Question

What is the derivative of $ \dfrac{{\cos x}}{{1 - \sin x}} $ ?

Answer 1

Hint: First of all we will apply the quotient rule identity and then will simplify for the resultant required value.
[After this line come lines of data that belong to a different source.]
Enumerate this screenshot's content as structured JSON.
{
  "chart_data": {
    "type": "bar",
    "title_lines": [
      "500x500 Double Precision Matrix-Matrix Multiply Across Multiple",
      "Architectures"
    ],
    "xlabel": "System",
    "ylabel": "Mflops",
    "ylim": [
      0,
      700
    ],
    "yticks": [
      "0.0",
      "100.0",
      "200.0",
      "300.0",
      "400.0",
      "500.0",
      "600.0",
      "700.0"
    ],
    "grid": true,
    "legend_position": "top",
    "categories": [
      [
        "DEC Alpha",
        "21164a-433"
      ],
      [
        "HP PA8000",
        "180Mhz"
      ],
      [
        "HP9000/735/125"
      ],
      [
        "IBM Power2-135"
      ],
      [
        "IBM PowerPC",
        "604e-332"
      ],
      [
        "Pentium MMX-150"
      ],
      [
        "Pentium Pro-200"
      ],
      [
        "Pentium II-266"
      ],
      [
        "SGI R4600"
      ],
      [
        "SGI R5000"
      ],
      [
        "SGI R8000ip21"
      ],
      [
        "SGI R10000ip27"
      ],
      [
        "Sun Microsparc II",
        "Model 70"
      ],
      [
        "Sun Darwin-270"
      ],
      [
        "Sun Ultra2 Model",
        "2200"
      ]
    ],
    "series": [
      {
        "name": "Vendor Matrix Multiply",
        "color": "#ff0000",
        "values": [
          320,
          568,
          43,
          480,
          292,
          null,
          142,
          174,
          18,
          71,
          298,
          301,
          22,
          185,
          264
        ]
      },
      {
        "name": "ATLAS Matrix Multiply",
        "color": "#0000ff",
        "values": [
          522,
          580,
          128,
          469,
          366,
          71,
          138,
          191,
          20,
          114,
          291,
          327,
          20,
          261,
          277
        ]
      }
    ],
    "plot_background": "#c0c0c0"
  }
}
Apply identity of the quotient rule as $ \dfrac{d}{{dx}}\left( {\dfrac{u}{v}} \right) = \dfrac{{v\dfrac{{du}}{{dx}} - u\dfrac{{dv}}{{dx}}}}{{{v^2}}} $

Complete step-by-step answer:
Take the given expression: $ y = \dfrac{{\cos x}}{{1 - \sin x}} $
Take the derivative on the both sides of the equation –
 $ \dfrac{{dy}}{{dx}} = \dfrac{d}{{dx}}\left( {\dfrac{{\cos x}}{{1 - \sin x}}} \right) $
Apply the identity formula in the above equation and then apply $ \left( {\dfrac{u}{v}} \right) $ rule.
Use the identity - $ \dfrac{d}{{dx}}\left( {\dfrac{u}{v}} \right) = \dfrac{{v\dfrac{{du}}{{dx}} - u\dfrac{{dv}}{{dx}}}}{{{v^2}}} $
 $ \dfrac{{dy}}{{dx}} = \dfrac{{(1 - \sin x)\dfrac{{d(\cos x)}}{{dx}} - \cos x\dfrac{d}{{dx}}(1 - \sin x)}}{{{{(1 - \sin x)}^2}}} $
Also, place that the derivative of the constant term is always zero
 $ \dfrac{{dy}}{{dx}} = \dfrac{{(1 - \sin x)( - \sin x) - \cos x( - \cos x)}}{{{{(1 - \sin x)}^2}}} $
Simplify the above expression –
 $ \dfrac{{dy}}{{dx}} = \dfrac{{ - \sin x + {{\sin }^2}x + {{\cos }^2}x}}{{{{(1 - \sin x)}^2}}} $
Use the identity $ {\cos ^2}x + {\sin ^2}x = 1 $
 $ \dfrac{{dy}}{{dx}} = \dfrac{{1 - \sin x}}{{{{(1 - \sin x)}^2}}} $
Common factors from the numerator and the denominator cancel each other.
 $ \dfrac{{dy}}{{dx}} = \dfrac{1}{{(1 - \sin x)}} $
This is the required solution.
So, the correct answer is “ $ \dfrac{1}{{(1 - \sin x)}} $ ”.

Note: Know the difference between the differentiation and the integration and apply formula accordingly. Differentiation can be represented as the rate of change of the function, whereas integration represents the sum of the function over the range. They are inverses of each other.